Entretanto, parece que, como em muitos outros aspectos, na Idade Média a conceituação de Infância deixa de existir. De acordo com as evidências de Philippe Ariès, as quais demonstram que a consciência da especificidade da infância, cuja natureza particular a distingue do adulto, não aparecia na Idade Média. Na arte medieval, uma das evidências de Ariès, as crianças estão raramente presentes. Quando eles estão, são representados como miniatura de adultos.

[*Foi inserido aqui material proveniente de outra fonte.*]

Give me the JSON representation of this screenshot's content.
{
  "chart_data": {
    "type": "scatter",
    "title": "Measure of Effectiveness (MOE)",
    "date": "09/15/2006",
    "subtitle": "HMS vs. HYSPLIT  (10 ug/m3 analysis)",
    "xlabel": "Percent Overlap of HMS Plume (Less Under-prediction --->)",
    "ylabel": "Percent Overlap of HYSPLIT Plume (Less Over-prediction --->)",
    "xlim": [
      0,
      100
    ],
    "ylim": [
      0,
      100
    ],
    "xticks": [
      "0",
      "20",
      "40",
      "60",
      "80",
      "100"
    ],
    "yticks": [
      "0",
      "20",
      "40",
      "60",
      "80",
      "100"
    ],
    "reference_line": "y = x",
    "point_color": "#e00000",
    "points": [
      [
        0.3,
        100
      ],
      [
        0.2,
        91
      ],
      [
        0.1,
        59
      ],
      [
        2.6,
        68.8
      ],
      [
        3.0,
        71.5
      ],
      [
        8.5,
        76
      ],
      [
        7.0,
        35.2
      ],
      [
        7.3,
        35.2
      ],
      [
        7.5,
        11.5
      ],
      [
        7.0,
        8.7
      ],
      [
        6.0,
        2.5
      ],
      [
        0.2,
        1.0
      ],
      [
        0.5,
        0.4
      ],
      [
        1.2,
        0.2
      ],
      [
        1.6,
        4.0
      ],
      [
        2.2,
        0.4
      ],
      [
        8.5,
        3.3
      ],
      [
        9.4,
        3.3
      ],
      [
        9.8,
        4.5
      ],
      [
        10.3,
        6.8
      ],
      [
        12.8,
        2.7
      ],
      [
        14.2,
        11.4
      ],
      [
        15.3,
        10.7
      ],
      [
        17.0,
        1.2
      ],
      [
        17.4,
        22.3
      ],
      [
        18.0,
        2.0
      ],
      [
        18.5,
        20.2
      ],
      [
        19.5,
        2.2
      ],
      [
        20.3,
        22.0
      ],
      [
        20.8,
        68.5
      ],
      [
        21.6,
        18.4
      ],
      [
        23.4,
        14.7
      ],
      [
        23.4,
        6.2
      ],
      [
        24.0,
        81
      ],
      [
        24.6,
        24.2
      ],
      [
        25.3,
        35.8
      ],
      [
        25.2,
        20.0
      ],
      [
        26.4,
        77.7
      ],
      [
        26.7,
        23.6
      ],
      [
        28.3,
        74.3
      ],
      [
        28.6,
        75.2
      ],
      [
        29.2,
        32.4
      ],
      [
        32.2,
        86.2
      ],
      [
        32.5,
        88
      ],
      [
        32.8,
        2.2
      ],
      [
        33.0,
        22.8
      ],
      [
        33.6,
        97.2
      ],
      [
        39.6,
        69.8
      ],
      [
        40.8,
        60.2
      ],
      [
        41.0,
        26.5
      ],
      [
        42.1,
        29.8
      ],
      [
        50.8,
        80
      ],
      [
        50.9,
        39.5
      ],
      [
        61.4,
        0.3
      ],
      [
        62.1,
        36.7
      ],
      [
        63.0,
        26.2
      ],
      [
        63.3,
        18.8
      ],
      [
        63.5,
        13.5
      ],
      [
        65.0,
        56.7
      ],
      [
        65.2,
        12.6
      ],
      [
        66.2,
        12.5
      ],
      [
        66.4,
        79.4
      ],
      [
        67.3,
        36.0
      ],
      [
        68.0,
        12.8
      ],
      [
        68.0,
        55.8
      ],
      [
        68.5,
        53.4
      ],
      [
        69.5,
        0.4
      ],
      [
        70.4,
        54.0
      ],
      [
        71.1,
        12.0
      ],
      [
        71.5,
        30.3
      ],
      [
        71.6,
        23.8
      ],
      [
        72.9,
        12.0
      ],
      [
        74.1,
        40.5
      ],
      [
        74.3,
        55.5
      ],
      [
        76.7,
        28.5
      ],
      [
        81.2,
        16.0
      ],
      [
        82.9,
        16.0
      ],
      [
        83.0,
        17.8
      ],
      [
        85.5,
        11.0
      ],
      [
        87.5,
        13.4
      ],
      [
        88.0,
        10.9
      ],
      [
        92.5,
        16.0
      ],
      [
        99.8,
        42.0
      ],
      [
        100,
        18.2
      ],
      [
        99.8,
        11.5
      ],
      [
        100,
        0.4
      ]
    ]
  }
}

Mas as sociedades mudam. Uma dessas modificações refere-se à transposição da família expandida para famílias nucleares. Outra modificação importante foi o estabelecimento da idade escolar, tendo sido fundadas algumas escolas. Pode-se dizer

que na Idade Média houve duas fases na construção do conceito de infância. No século XIII começaram a aparecer pinturas contendo bebês humanos, crianças nuas, indicando o início de um interesse na infância. No século XVI foi o período da criança mimada. A Infância era vista como um tempo de inocência. O século XVII foi considerado o período moralista. Na época moderna, Ariès revela que apareceu "obsessão pelo desenvolvimento físico, moral, sexual e problemas da infância" (ARIÈS, 2006, p.194). A criança foi retirada da sociedade adulta, o que privou o filho da liberdade que ele tinha até então com os adultos. No início do século XX, considerado como o “século da criança" a infância, de fato, adquiriu novos sentidos nas décadas seguintes. O objetivo para a criança começa a se delinear como educação progressiva, reformas educacionais: a educação pública e contínua para o progresso da humanidade. Especialistas como Holt e Hall se voltaram para o estudo da criança. Stanley Hall estudou o comportamento humano em todas as idades. Pela primeira vez os cientistas começaram a colocar as mães cuidadoras das crianças. A infância era domínio das mulheres. O papel do pai na família era o de auxiliar, principalmente o provedor.

No final do século XX, uma nova concepção de infância apresenta a criança como agentes ativos. Os teóricos estudam, então, nessa época não mais as concepções dos adultos a respeito da infância, mas iniciam os estudos focados na criança.

Percebe-se então que a maneira como a infância é vista atualmente é consequência das constantes transformações pelas quais a civilização passa, e que é de extrema importância considerar essas transformações para compreender a dimensão que a infância ocupa atualmente. Entretanto, esse percurso (essa história), somente foi possível porque também se modificaram na sociedade as maneiras de se pensar o que é ser criança e a importância que foi dada ao momento específico da infância.